Due to the inherent limitations of Source NAT (Network Address Translation), running Terraform Cloud agents at scale behind a NAT gateway could result in intermittent network connection issues.
We have seen cases, where customers are running Terraform Cloud agents on compute instances (whether containerised or plain VM) behind NAT, in order to control the egress IP range and ensure no incoming connections are possible.
Google explains the NAT behaviour in detail on this page:
1) Google Cloud NAT reserves a set number of source tuples (src-ip, src-port) on each VM
2) A destination 3-tuple (dst-ip, dst-port, proto [tcp,udp]) can not have more active connections than source tuples
As that limit is approached, it is expected that a number of endpoint independent conflicts will occur.

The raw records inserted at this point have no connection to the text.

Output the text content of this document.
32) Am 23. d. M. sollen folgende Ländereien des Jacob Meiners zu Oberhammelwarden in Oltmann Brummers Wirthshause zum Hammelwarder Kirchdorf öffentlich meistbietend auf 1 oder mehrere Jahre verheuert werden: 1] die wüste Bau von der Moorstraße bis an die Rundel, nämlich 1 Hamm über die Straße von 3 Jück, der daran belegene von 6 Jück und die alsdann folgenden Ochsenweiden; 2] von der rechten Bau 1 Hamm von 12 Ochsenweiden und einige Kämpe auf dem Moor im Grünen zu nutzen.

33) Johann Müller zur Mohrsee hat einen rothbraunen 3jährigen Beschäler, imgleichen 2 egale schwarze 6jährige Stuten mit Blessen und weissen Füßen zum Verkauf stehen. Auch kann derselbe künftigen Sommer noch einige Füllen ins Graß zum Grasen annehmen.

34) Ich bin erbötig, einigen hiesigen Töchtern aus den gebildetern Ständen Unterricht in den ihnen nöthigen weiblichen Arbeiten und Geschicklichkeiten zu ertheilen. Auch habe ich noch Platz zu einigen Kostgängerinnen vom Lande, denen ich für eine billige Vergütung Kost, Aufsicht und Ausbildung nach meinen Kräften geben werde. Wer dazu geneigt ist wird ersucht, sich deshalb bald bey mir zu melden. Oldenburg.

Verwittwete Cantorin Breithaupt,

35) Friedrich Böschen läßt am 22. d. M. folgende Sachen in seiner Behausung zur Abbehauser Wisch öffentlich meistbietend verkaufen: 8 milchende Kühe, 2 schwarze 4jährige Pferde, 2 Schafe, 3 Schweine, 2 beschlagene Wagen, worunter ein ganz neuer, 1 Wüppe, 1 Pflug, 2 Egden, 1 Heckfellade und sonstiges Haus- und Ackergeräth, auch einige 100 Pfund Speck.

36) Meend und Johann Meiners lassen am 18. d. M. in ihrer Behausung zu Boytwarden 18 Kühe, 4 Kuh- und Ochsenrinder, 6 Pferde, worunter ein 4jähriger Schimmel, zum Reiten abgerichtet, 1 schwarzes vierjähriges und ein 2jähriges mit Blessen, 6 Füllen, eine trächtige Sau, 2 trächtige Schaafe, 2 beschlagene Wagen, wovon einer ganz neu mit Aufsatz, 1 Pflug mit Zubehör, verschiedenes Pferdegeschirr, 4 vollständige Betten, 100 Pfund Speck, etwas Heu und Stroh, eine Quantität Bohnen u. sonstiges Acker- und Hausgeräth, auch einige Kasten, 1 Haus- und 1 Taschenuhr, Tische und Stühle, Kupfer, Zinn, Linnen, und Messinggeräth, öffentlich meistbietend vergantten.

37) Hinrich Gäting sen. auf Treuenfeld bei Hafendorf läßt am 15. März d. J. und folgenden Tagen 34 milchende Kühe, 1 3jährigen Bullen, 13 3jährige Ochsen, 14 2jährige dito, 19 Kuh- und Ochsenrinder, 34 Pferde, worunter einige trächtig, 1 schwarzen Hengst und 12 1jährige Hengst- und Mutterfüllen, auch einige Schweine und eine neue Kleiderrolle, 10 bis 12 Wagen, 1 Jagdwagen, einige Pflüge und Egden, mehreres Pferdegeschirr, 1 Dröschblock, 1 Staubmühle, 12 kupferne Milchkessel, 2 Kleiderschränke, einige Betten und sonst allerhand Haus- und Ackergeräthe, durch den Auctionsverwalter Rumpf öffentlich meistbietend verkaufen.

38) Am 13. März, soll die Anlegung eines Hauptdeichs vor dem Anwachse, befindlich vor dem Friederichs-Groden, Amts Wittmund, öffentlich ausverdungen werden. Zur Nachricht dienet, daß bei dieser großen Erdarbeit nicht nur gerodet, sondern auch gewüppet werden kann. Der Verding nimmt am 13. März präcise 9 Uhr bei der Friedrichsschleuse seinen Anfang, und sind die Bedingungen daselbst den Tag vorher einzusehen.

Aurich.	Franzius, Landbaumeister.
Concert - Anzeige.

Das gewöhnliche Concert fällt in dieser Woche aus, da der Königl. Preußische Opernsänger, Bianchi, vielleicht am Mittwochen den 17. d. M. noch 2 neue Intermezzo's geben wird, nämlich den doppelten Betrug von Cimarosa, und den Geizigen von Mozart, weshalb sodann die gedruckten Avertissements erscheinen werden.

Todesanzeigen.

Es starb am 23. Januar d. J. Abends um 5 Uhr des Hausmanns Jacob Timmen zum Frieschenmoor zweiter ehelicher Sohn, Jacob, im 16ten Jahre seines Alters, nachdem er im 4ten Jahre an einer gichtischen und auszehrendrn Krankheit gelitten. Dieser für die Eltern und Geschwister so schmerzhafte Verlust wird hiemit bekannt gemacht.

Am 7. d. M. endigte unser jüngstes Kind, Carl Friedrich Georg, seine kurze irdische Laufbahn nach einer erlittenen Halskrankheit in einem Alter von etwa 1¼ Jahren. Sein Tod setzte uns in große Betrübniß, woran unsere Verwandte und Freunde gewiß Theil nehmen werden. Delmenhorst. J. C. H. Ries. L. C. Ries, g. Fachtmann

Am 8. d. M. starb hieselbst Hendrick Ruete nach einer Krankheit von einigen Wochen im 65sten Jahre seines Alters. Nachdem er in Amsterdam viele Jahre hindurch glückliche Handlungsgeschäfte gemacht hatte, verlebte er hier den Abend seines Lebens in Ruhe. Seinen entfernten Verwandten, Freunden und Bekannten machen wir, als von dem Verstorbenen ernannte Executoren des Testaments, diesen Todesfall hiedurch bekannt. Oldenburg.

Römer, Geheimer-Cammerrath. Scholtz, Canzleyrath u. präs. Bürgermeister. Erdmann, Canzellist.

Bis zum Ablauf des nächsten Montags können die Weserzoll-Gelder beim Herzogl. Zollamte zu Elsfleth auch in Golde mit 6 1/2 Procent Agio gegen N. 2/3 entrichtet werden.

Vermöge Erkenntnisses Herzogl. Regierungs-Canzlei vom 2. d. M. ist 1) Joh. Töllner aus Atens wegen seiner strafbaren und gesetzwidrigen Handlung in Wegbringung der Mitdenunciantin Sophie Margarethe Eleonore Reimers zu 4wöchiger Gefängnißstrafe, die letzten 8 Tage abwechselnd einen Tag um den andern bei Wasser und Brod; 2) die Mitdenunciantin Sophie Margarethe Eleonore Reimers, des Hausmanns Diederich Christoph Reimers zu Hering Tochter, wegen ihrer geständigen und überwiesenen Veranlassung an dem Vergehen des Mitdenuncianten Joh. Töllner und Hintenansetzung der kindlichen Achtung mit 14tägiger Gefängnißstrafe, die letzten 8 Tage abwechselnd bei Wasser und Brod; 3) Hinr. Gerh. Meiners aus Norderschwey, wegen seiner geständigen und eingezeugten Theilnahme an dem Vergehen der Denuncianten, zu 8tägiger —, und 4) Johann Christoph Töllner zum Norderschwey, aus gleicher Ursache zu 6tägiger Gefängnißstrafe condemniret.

Furthermore, GCP NAT has a concept of 'Delay for TCP source port reuse':
"After a Cloud NAT gateway closes a TCP connection, Google Cloud enforces a two-minute delay before the gateway can reuse the same NAT source IP address and source port tuple with the same destination (destination IP address, destination port, and protocol)."
You can enable logging on GCP NAT, which will capture NAT connections and errors as per this guide.
As the majority of the requests coming from a Terraform run are to a small set of cloud providers' API addresses, it is almost certain that, with scale, the available address tuples will be exhausted.
We agree with the following Google recommendation:
The problem could manifest with the following error messages:
The "remote" backend encountered an unexpected error while creating the
│ Terraform Enterprise client: Get "https://app.terraform.io/api/v2/ping":
│ dial tcp 18.104.22.168:443: i/o timeout.
Failed to create the Terraform Enterprise client
The default GCP NAT settings seems to set the available ports to 64 which means a VM can open 64 connections to the same destination IP and port (it can open another 64 TCP and 64 UDP connections to a different destination IP address and port)